When was the last time you felt God get in the middle of your life and help you get through something? You really needed God right then and your prayers were answered; you got what you needed. My guess is that you were convicted at that moment about how important God is to you and that God really cares about you. Isn’t that a personal story worth sharing with somebody so that they might be inspired to seek God when they’re in need? I think we sometimes take it for granted that everyone knows God the same way we do. That’s not a fair assumption.
John the Baptist proclaimed loud and often – “Look! Here is the Lamb of God!” People heard and some of them paid attention. John the Baptist did not take credit or responsibility for the people who heard his story. Some listened and followed Jesus; many others did not.
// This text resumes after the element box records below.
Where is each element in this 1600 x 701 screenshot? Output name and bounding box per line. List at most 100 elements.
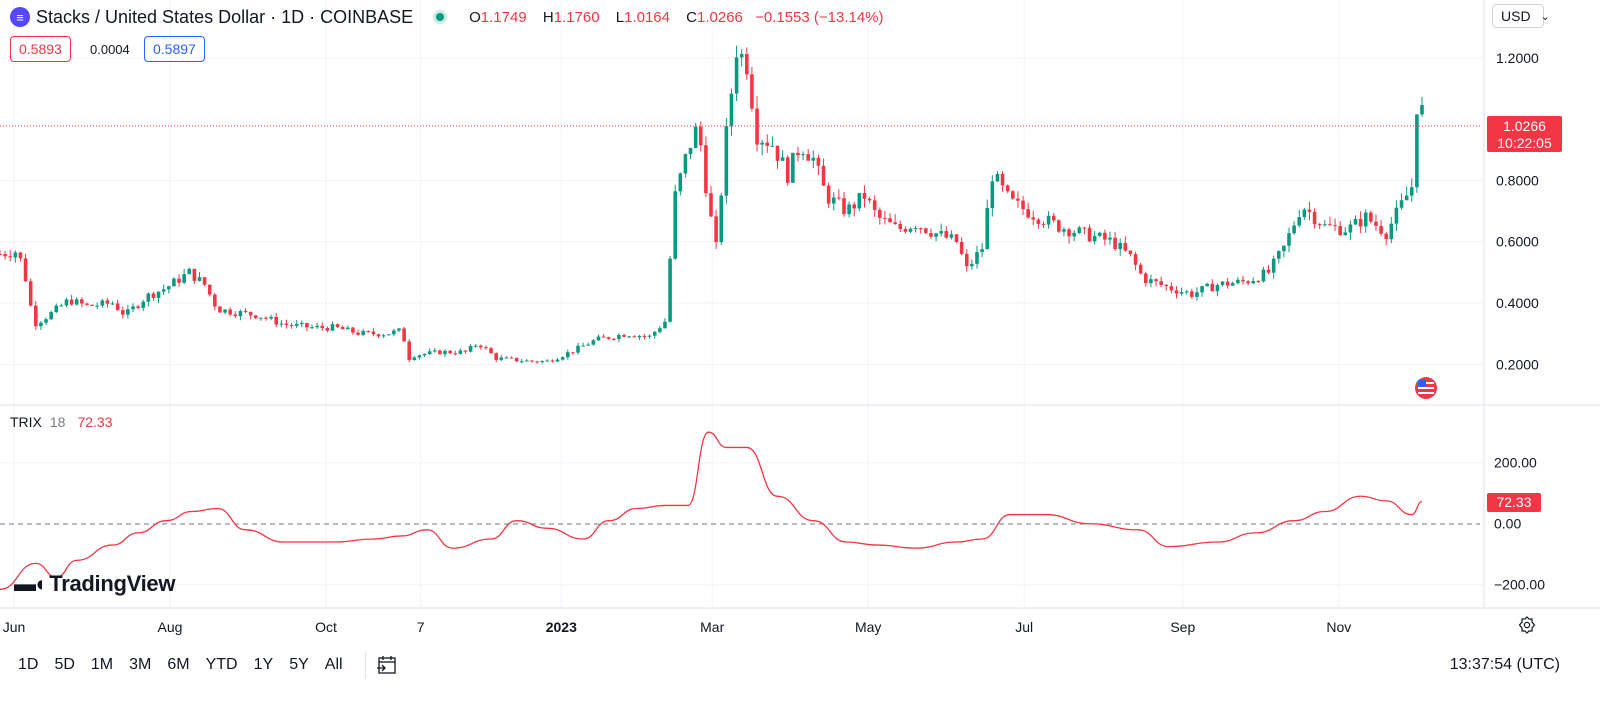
timeframe-1m[interactable]: 1M — [90, 656, 114, 673]
goto-date-icon[interactable] — [376, 654, 398, 676]
candle-body — [560, 357, 565, 360]
timeframe-5d[interactable]: 5D — [54, 656, 75, 673]
timeframe-1y[interactable]: 1Y — [253, 656, 274, 673]
candle-body — [1097, 232, 1102, 236]
candle-body — [1051, 215, 1056, 221]
time-tick-label: Sep — [1170, 619, 1195, 635]
candle-body — [335, 324, 340, 327]
candle-body — [1169, 286, 1174, 291]
candle-body — [1358, 218, 1363, 227]
candle-body — [1389, 223, 1394, 240]
candle-body — [535, 361, 539, 363]
symbol-title[interactable]: Stacks / United States Dollar · 1D · COI… — [36, 6, 414, 27]
candle-body — [1225, 281, 1230, 286]
candle-body — [146, 293, 151, 302]
buy-button[interactable]: 0.5897 — [144, 36, 205, 62]
candle-body — [1195, 292, 1199, 297]
candle-body — [1363, 212, 1368, 227]
time-tick-label: Nov — [1326, 619, 1351, 635]
candle-body — [1297, 217, 1302, 226]
candle-body — [1230, 283, 1235, 286]
candle-body — [530, 360, 534, 362]
candle-body — [218, 306, 222, 313]
candle-body — [34, 305, 38, 327]
candle-body — [1210, 283, 1215, 292]
trix-line — [0, 431, 1423, 590]
settings-gear-icon[interactable] — [1518, 616, 1536, 634]
candle-body — [673, 191, 677, 259]
candle-body — [750, 74, 754, 109]
candle-body — [294, 323, 299, 326]
price-tick-label: 0.8000 — [1496, 172, 1539, 188]
ohlc-values: O1.1749 H1.1760 L1.0164 C1.0266 −0.1553 … — [469, 8, 884, 26]
candle-body — [647, 335, 652, 337]
candle-body — [1133, 254, 1138, 265]
candle-body — [300, 323, 304, 325]
candle-body — [18, 252, 23, 259]
timeframe-6m[interactable]: 6M — [167, 656, 190, 673]
candle-body — [1379, 225, 1383, 234]
candle-body — [417, 355, 422, 358]
candle-body — [1384, 233, 1388, 240]
tradingview-logo[interactable]: ▬◖ TradingView — [14, 571, 176, 596]
candle-body — [760, 142, 764, 145]
candle-body — [182, 274, 186, 283]
candle-body — [519, 361, 524, 363]
candle-body — [3, 254, 7, 257]
candle-body — [555, 359, 560, 362]
candle-body — [54, 305, 59, 313]
chart-canvas[interactable]: 0.2000 0.4000 0.6000 0.8000 1.2000 200.00 0.0… — [0, 0, 1600, 650]
us-flag-icon[interactable] — [1415, 377, 1437, 399]
candle-body — [1021, 200, 1025, 210]
candle-body — [586, 344, 591, 346]
candle-body — [525, 360, 529, 362]
candle-body — [1205, 283, 1209, 287]
candle-body — [381, 335, 386, 337]
utc-clock[interactable]: 13:37:54 (UTC) — [1449, 656, 1560, 673]
candle-body — [612, 338, 616, 340]
candle-body — [1000, 173, 1005, 186]
candle-body — [929, 233, 933, 237]
time-tick-label: Jul — [1015, 619, 1033, 635]
candle-body — [944, 231, 949, 238]
candle-body — [1143, 273, 1148, 284]
candle-body — [1067, 229, 1071, 237]
candle-body — [1348, 224, 1353, 233]
candle-body — [632, 336, 637, 338]
candle-body — [1353, 218, 1358, 225]
stacks-coin-icon: ≡ — [10, 7, 30, 27]
currency-select[interactable]: USD ⌄ — [1492, 4, 1550, 28]
timeframe-all[interactable]: All — [324, 656, 343, 673]
candle-body — [1016, 198, 1020, 201]
candle-body — [698, 126, 703, 146]
candle-body — [141, 301, 146, 308]
candle-body — [1062, 229, 1066, 232]
candle-body — [729, 93, 734, 127]
timeframe-3m[interactable]: 3M — [129, 656, 152, 673]
timeframe-ytd[interactable]: YTD — [205, 656, 238, 673]
candle-body — [576, 345, 580, 353]
candle-body — [1246, 281, 1250, 284]
candle-body — [959, 241, 964, 254]
candle-body — [120, 310, 125, 315]
trix-legend[interactable]: TRIX 18 72.33 — [10, 414, 113, 430]
sell-button[interactable]: 0.5893 — [10, 36, 71, 62]
candle-body — [325, 327, 330, 331]
time-tick-label: Oct — [315, 619, 337, 635]
candle-body — [995, 173, 1000, 182]
candle-body — [1394, 207, 1399, 224]
candle-body — [658, 328, 662, 332]
timeframe-5y[interactable]: 5Y — [289, 656, 309, 673]
time-tick-label: Jun — [3, 619, 26, 635]
timeframe-1d[interactable]: 1D — [18, 656, 39, 673]
price-tick-label: 0.6000 — [1496, 234, 1539, 250]
candle-body — [1138, 264, 1143, 274]
candle-body — [888, 218, 892, 223]
candle-body — [1409, 187, 1414, 196]
candle-body — [371, 331, 376, 335]
candle-body — [704, 145, 708, 194]
candle-body — [213, 294, 217, 307]
candle-body — [663, 321, 667, 329]
candle-body — [85, 303, 89, 305]
candle-body — [724, 126, 729, 196]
The same is true when we tell our story. We are not responsible for other people’s decisions after they hear what we say. We must continue to tell our story.
“Behold, the Lamb of God who takes away the sins of the world.” That is the truth we point to when we tell the stories of how Jesus has changed our lives. We tell those stories when we share what Jesus means to us. We also tell those stories when we show others how our behavior and attitudes have changed because of what Jesus has done. We tell a very different story when we show the world behavior that does not fit with the narrative of Jesus Christ. That’s why it is so important that we live true to the story we tell. What story are you telling today? “Behold, the Lamb of God; this is the Son of God.” In the Name of the Father and of the Son and of the Holy Spirit. Amen.